A cobertura toda foi maravilhosa pelo entrosamento do nosso time de jornalistas da empresa. Um dia antes da final contra a Alemanha, estávamos no hotel da Seleção e o Gaúcho da Copa vestia uma camisa canarinho que tinha comprado a 25 reais num camelô em Porto Alegre. Clóvis Acosta Fernandes, este era o nome dele, tinha um carisma incrível. Naquela noite, no Jornal Nacional, apareceu fingindo dormir abraçado à réplica da Copa que carregava sempre consigo. Pois bem, o Gaúcho da Copa aparecia em todo jogo do Brasil na tela do placar eletrônico. Era celebridade.

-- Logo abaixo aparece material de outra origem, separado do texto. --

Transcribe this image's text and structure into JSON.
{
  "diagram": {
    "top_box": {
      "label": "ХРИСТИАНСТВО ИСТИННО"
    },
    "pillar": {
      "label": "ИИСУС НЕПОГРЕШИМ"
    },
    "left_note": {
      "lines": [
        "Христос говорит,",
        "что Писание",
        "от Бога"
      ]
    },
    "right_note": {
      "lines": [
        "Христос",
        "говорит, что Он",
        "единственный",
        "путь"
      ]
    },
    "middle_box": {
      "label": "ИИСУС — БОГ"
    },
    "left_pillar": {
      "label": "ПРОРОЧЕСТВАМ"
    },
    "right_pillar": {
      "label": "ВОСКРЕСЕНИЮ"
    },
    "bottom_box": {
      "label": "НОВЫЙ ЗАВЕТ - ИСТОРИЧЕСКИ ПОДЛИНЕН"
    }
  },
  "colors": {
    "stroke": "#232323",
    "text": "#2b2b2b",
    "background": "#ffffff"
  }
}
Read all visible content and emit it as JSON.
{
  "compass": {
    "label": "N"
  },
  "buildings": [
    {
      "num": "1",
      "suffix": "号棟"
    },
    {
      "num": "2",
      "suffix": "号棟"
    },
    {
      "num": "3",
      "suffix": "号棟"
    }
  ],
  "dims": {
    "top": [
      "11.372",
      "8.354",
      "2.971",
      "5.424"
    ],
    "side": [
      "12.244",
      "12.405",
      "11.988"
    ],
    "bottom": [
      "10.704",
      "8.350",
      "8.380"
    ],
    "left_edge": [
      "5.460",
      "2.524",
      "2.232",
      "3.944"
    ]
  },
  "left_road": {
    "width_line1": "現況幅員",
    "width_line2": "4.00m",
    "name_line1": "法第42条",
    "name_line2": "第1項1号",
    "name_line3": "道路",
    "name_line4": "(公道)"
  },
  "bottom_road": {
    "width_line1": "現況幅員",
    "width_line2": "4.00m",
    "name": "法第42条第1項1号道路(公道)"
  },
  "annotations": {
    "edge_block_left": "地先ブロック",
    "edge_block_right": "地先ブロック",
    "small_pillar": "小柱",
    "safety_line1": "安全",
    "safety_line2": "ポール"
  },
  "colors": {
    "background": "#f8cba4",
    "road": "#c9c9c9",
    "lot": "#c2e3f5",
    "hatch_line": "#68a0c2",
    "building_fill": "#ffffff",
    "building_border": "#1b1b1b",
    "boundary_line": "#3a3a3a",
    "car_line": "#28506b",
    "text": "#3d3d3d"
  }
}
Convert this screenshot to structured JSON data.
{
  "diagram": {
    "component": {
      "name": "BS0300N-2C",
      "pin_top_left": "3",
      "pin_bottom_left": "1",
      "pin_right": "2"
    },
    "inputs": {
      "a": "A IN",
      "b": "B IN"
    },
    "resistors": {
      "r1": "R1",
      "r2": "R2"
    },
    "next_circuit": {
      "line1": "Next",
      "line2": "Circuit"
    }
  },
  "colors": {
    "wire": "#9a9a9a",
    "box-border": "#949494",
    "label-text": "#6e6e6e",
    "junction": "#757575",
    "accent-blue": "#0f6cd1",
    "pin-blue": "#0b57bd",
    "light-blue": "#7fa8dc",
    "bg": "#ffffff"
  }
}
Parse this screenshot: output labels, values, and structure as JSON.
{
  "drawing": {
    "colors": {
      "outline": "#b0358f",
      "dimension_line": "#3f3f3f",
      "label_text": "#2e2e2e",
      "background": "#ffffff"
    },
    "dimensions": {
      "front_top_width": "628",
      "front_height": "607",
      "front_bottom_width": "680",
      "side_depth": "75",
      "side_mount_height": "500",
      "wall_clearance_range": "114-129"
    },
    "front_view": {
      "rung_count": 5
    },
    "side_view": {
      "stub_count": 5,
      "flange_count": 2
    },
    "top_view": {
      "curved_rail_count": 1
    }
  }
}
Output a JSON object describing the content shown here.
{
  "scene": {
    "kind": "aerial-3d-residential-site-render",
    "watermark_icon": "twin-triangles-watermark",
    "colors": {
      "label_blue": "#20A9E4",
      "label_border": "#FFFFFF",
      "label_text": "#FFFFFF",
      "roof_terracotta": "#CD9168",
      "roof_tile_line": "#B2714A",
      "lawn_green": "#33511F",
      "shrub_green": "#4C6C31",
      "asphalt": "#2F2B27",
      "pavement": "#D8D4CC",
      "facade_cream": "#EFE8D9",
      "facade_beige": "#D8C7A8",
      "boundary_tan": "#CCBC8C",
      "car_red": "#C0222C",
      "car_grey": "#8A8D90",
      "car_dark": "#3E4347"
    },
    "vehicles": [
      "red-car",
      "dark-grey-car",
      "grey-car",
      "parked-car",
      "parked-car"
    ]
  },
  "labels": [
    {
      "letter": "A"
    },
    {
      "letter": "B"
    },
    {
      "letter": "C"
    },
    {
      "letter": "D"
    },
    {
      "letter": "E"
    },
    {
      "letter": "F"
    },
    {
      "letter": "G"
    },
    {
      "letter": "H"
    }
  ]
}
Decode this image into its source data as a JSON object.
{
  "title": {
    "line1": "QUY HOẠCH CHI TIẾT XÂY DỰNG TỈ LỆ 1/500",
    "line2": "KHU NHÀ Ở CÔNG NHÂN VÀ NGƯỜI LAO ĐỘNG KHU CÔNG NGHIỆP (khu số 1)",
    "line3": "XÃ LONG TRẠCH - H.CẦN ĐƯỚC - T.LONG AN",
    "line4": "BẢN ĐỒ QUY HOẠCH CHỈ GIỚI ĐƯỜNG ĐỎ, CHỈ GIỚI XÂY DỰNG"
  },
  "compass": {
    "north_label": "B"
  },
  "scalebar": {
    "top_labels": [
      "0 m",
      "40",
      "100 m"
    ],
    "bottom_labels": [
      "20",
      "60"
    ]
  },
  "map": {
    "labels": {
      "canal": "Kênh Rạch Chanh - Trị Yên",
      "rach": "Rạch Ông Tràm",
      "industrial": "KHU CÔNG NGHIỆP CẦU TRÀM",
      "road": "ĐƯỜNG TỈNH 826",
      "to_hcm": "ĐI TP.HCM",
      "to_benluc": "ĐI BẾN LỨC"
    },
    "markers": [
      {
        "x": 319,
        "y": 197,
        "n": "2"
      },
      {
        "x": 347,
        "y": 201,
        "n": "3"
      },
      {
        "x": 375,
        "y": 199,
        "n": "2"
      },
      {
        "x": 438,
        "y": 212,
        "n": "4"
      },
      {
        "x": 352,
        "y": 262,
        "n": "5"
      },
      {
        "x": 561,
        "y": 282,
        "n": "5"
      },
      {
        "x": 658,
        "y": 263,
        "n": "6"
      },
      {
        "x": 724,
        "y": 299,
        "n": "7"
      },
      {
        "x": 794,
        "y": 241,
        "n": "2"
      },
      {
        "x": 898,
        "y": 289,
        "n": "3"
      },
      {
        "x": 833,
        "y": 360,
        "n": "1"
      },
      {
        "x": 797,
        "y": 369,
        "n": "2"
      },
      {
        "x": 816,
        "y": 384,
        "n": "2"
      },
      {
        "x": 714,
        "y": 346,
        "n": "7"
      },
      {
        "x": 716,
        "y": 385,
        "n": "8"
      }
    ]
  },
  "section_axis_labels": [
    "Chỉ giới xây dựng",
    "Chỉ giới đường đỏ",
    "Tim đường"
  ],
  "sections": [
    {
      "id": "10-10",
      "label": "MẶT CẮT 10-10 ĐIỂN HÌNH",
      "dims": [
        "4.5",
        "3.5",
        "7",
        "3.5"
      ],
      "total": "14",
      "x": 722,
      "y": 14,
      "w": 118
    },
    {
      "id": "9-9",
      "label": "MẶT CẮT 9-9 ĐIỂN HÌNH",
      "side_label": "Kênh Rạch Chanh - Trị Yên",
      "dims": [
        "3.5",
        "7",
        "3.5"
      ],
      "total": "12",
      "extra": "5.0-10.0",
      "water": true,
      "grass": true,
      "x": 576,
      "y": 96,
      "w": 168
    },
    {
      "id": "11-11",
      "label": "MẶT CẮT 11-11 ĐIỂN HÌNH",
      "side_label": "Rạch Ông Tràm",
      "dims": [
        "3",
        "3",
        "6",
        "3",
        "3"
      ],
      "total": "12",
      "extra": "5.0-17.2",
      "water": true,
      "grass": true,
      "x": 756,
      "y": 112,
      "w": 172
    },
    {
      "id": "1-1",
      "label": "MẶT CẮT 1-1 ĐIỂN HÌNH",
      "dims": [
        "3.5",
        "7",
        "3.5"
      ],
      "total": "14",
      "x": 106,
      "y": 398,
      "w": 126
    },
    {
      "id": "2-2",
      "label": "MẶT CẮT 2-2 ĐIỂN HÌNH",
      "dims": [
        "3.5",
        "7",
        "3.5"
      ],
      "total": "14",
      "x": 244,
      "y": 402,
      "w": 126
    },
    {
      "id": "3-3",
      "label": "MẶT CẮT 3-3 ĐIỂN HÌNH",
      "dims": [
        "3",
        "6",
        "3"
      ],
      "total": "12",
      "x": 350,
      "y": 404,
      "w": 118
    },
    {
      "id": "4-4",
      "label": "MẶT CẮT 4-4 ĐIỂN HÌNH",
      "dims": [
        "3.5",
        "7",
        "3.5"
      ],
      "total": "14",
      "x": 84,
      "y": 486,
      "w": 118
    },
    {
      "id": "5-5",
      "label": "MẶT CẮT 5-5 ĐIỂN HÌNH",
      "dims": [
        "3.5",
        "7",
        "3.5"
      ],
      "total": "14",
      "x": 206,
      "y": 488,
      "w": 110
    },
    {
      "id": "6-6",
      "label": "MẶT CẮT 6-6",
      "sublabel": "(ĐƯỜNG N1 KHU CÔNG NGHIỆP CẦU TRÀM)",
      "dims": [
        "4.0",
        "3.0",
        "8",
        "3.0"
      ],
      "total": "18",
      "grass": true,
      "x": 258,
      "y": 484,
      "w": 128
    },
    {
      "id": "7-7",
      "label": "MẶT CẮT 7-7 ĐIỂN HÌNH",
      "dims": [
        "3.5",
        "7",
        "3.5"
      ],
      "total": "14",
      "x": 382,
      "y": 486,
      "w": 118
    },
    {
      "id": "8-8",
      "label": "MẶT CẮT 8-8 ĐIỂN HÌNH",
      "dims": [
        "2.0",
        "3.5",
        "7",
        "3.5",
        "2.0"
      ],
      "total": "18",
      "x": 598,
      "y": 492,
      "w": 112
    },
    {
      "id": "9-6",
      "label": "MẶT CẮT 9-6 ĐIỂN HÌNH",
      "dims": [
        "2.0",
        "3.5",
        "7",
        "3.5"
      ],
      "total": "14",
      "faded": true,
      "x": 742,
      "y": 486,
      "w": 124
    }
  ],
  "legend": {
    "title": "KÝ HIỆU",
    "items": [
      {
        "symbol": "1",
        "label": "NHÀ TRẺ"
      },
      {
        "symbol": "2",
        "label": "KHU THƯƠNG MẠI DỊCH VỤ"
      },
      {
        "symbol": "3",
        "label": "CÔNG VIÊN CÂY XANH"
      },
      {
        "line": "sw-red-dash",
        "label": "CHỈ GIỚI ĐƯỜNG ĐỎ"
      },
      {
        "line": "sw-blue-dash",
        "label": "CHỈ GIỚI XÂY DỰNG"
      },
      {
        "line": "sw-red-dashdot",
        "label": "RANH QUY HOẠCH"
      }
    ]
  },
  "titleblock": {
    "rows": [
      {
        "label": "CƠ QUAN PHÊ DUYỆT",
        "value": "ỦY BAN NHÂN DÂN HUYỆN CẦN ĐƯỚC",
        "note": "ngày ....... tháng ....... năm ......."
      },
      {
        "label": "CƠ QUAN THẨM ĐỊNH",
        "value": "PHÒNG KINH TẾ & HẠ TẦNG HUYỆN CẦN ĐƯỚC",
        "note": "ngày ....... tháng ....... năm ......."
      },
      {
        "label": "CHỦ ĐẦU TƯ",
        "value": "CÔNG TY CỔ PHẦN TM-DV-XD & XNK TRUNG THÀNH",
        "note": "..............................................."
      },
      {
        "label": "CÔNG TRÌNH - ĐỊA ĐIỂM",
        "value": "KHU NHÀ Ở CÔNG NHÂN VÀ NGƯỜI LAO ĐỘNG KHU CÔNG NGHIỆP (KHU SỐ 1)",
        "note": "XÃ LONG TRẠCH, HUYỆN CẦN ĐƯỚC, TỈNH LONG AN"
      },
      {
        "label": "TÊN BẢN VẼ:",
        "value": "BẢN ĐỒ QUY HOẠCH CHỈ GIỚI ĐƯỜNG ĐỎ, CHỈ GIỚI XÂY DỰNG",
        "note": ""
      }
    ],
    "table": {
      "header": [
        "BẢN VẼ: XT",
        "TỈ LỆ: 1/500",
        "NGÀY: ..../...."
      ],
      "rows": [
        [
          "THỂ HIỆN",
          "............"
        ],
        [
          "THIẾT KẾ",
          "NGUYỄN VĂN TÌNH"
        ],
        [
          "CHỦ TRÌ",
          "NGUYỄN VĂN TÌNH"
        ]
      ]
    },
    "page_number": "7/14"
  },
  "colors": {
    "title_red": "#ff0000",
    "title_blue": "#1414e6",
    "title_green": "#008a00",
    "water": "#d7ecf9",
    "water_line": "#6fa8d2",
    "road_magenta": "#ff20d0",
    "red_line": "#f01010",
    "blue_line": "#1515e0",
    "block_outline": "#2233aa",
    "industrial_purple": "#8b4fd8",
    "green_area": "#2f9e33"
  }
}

Um gringo o reconheceu no saguão do hotel neste dia e ofereceu mil dólares pela camiseta que o Clóvis estava vestindo. Sem titubear, tirou a camisa ali mesmo, entregou para o comprador e pediu ao filho que providenciasse outra que estava na mochila para vestir. Nem a Fifa lucra tanto quanto lucrou o Gaúcho da Copa nesta transação. Investimento inicial de R$ 25, retorno de US$ 1 mil. Gênio.
Haveria outras tantas histórias deliciosas para contar da minha primeira Copa, a do Penta. Faltou a do Luiz Felipe Scolari num treino aberto ao ser questionado numa orientação tática por Edmílson. Com a voz mais baixa de que foi capaz, o técnico perguntou ao volante/zagueiro: "quer o boné e o apito, Edmílson?"
Enfim, contei algumas boas histórias da minha estreia em Copas do Mundo. Preciso encerrar esta coluna dizendo que, 40 dias depois, fui recebido pela Ita na nossa casa na Duque de Caxias com o mesmo beijo de quando anunciei minha ida e aquele mesmo abraço que sempre me fazia nascer de novo.